Uma extensa área de vegetação foi desmatada no alto do Morro Nossa Senhora da Piedade, próximo ao conhecido Farol, da cidade de Porto de Pedras. A devastação da mata no topo do morro, o que configura uma Área de Preservação Permanente, horrorizou moradores da comunidade, que também relatam não se conformar com as constantes procuras sem resposta ao Instituto do Meio Ambiente (IMA).
A Mídia Caeté buscou o IMA, por meio de assessoria, mas após comunicarmos sobre a pauta, não houve mais respostas. Não foi respondido se foram ou serão feitas diligências no local ou se houve ou haverá responsabilização sobre a degradação. Já o Instituto Chico Mendes de Conservação da Biodiversidade (ICMBio), que é responsável pelo monitoramento desta região – situada dentro de Área de Proteção Ambiental Costa dos Corais – foi procurado pelo Portal, mas em nenhum canal houve atendimento.

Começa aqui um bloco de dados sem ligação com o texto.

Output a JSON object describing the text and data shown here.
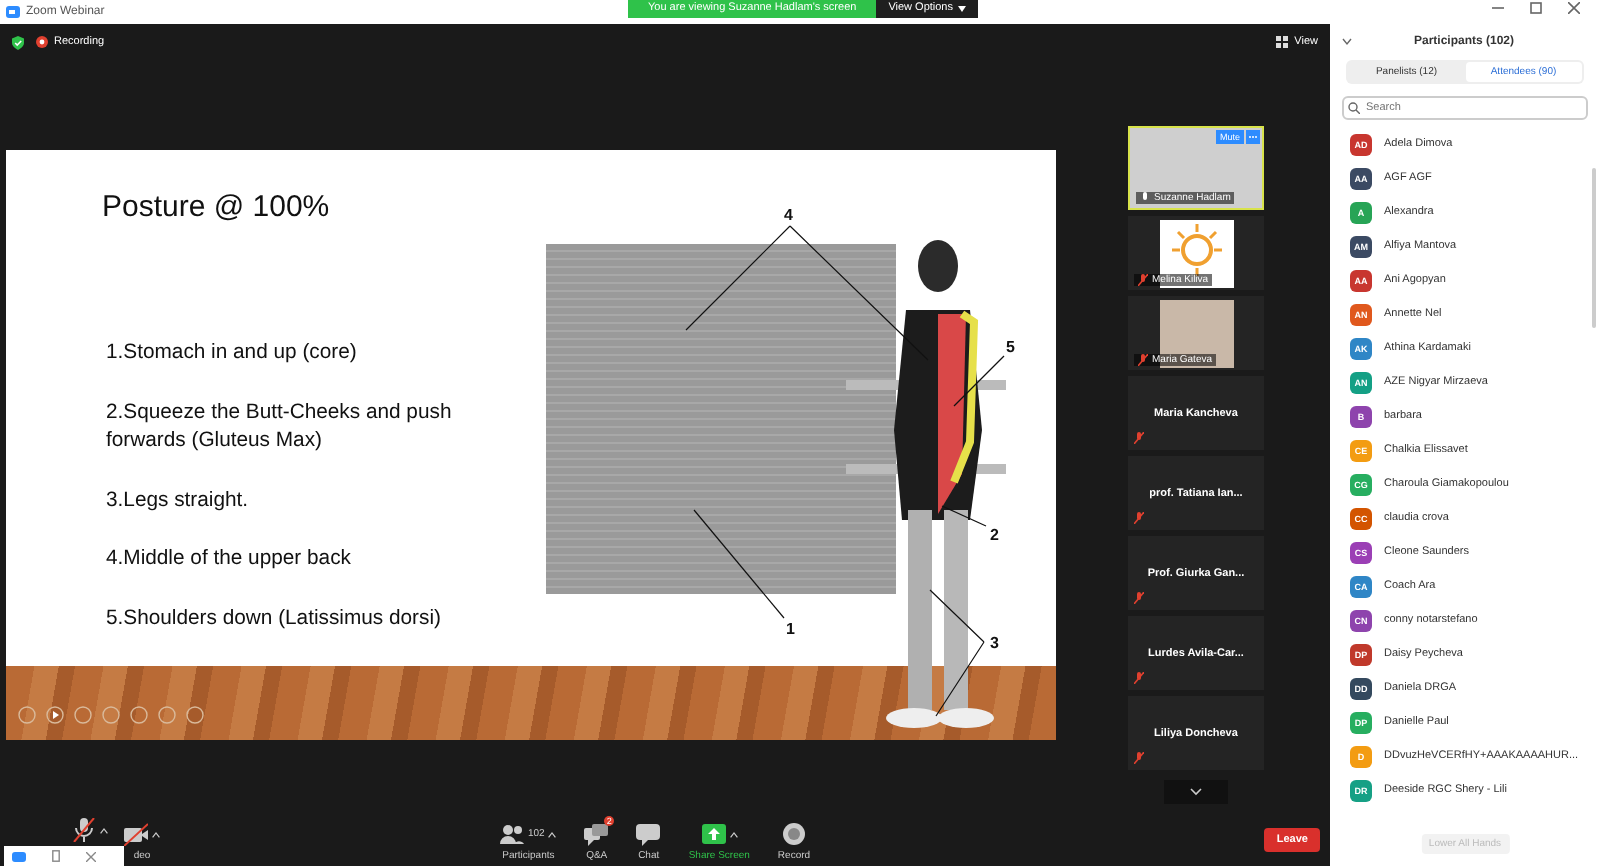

As imagens produzidas em vídeo, por um morador da região, mostram as condições deixadas na área. “Olha para isso. Olha o descampado. Acabaram com tudo”. Trechos do vídeo foram recortados pela Mídia Caeté e a voz foi alterada, ambas as edições efetuadas de modo a preservar a identidade das pessoas, em razão do medo de retaliação.
As cidades do litoral norte – que integram o que o mercado turístico denominou como “Rota Ecológica” – vêm configurando uma realidade de “canteiro de obras” nas localidades, impondo um paradoxo de desmatamento em prol da construção de empreendimentos com fetiches ecológicos. Passar pela rota é visualizar, de imediato, diversas áreas desmatadas ao longo de toda a região, incluindo morros, representando ainda uma situação de risco para as comunidades locais – as maiores atingidas.
De acordo com integrantes da comunidade, em oportunidades anteriores em que o IMA foi acionado, a relação de dois pesos e duas medidas ficou evidente. “Se fosse um agricultor para plantar uma roça, né? Um pedacinho de terra para plantar mandioca, macaxeira, e que nem iria desmatar, eles baixariam aqui. Não duvide disso. Para o ribeirinho, para o pescador, para o bugueiro, para o cara que tem uma palhoça na beira da praia, não pode. Mas chega os caras de fora, às vezes, muita gente até fora do país vem, faz o que quer aqui, desmata e não dá em nada. E depois ainda o IMA ainda coloca uma placa autorizando dizendo que a obra é regular”.
Para os povos das águas que vivem na região, as especulações giram em torno de mais um “grande empreendimento”, muito embora não consigam identificar quem detém a propriedade da área ou é responsável pela destruição da vegetação. “Com certeza, vai ser construído uma pousada ou um hotel de luxo, um resort”, relata.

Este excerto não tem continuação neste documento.